Sunday, May 06, 2007

A new version of fusion?

The usual 'hot' one has had umpteen billions pured into it and so far has produced nothing valuable. Dr Robert Bussard's work by comparison looks rather interesting and yet's starved of funds. Picked up on it originally in u75, best description seems to be here.
When energized, the cube of electromagnets creates a magnetic sphere into which electrons are injected. The magnetic field squeezes the electrons into a dense ball at the reactor’s core, creating a highly negatively charged area.
To begin the reaction, boron-11 nuclei and protons are injected into the cube. Because of their positive charge, they accelerate to the center of the electron ball. Most of them sail through the center of the core and on toward the opposite side of the reactor. But the negative charge of the electron ball pulls them back to the center. The process repeats, perhaps thousands of times, until the boron nucleus and a proton collide with enough force to fuse.
That fusion turns boron-11 into highly energetic carbon-12, which promptly splits into a helium nucleus and a beryllium nucleus. The beryllium then splits into two more helium nuclei.

The great thing is that the only "pollution" from the process is helium, great for blimps and party tricks that make you talk like Donald Duck. There are high-energy neutrons given off which rot the equipment meaning it has to be replaced occasionally, but nothing like the radiation and dirty isotopes produced from fission. And the inputs are hydrogen and boron, both dirt-cheap to source.
More here, though this bunch seem mainly concerned with the spaceflight applications.

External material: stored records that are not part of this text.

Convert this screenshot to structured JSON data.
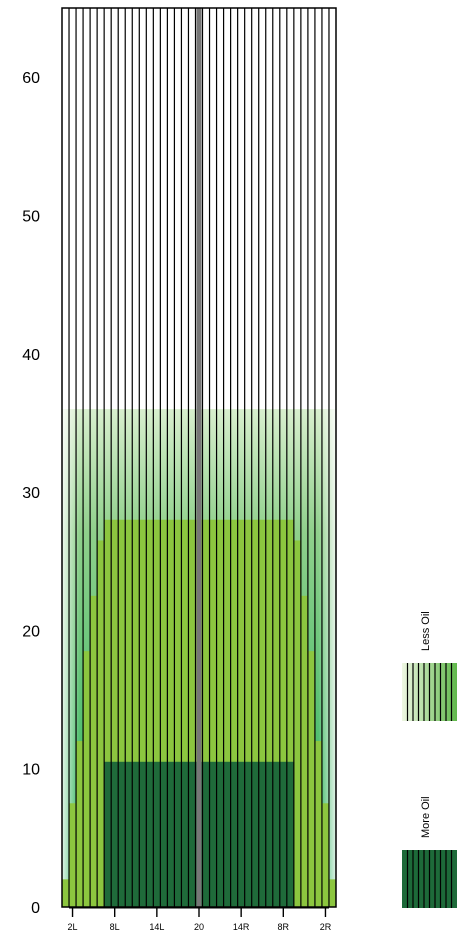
{
  "chart_data": {
    "type": "heatmap",
    "title": "",
    "xlabel": "",
    "ylabel": "",
    "ylim": [
      0,
      65
    ],
    "y_ticks": [
      0,
      10,
      20,
      30,
      40,
      50,
      60
    ],
    "x_tick_labels": [
      "2L",
      "8L",
      "14L",
      "20",
      "14R",
      "8R",
      "2R"
    ],
    "boards": 39,
    "center_board": 20,
    "pattern_length": 36,
    "inner_zone": {
      "from_board_offset": -9,
      "to_board_offset": 9,
      "top": 28
    },
    "core_zone": {
      "from_board_offset": -8,
      "to_board_offset": 8,
      "top": 10.5
    },
    "legend": [
      {
        "label": "Less Oil"
      },
      {
        "label": "More Oil"
      }
    ],
    "colors": {
      "less_oil_light": "#e7f2d6",
      "medium_green": "#8cc63f",
      "darker_green": "#2fa84f",
      "more_oil": "#1f6b3a",
      "center_board": "#777777",
      "grid": "#000000"
    }
  }
}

While Bussard's far from the fruitcakes that seem to infest the cheap energy scene, it seems perverse that such a promising area is unfunded. If you follow the second link far enough, you find they had a very promising device on a mere $2m funding, which got cut, in Bussard's words:
It was not a cutoff of OUR funding, but the entire Navy Energy Program was cut to zero in FY 2006, and we were a part of this cut. The funds were clearly needed for the more important War in Iraq.
While it's so far been a US Navy project, there doesn't seem much chance of the private sector taking up on it:

As for energy companies "stampeding" to support us -- It is clear that a view like this is ignorant of the reality of energy companies. There is only one thing the oil cvompanies want, and that is to sell oil, and more oil. So long as the fields pump, the oil companies will squeeze. They have NO, absolutely NO interest in anything new, ins spite of all their foolish ads in magazines for wind mills and solar-PV roofs. It is all just show and tell. I know these guys, and there is no way they would support anything that might get in the way of oil. The only way to stop oil, from their view, is when it does run out. And then they''ll go for deeper drilling, new fields, Gulf geopressure gas, LNG, etc, etc, and keep raising the price, until finally foolish solar and windmills become competitive.

It's the ultimate sadness of the human race in the 21st century that while we have a major crisis in terms of depletion of oil and global warming, efforts instead go into wars to control the oil-bearing countries and to prop up existing business and governmental hierarchies rather than to genuinely find solutions. Our energy / pollution crisis may look bleak but there are plenty of possible solutions on the horizon, but first and foremost we have to sort out our own society.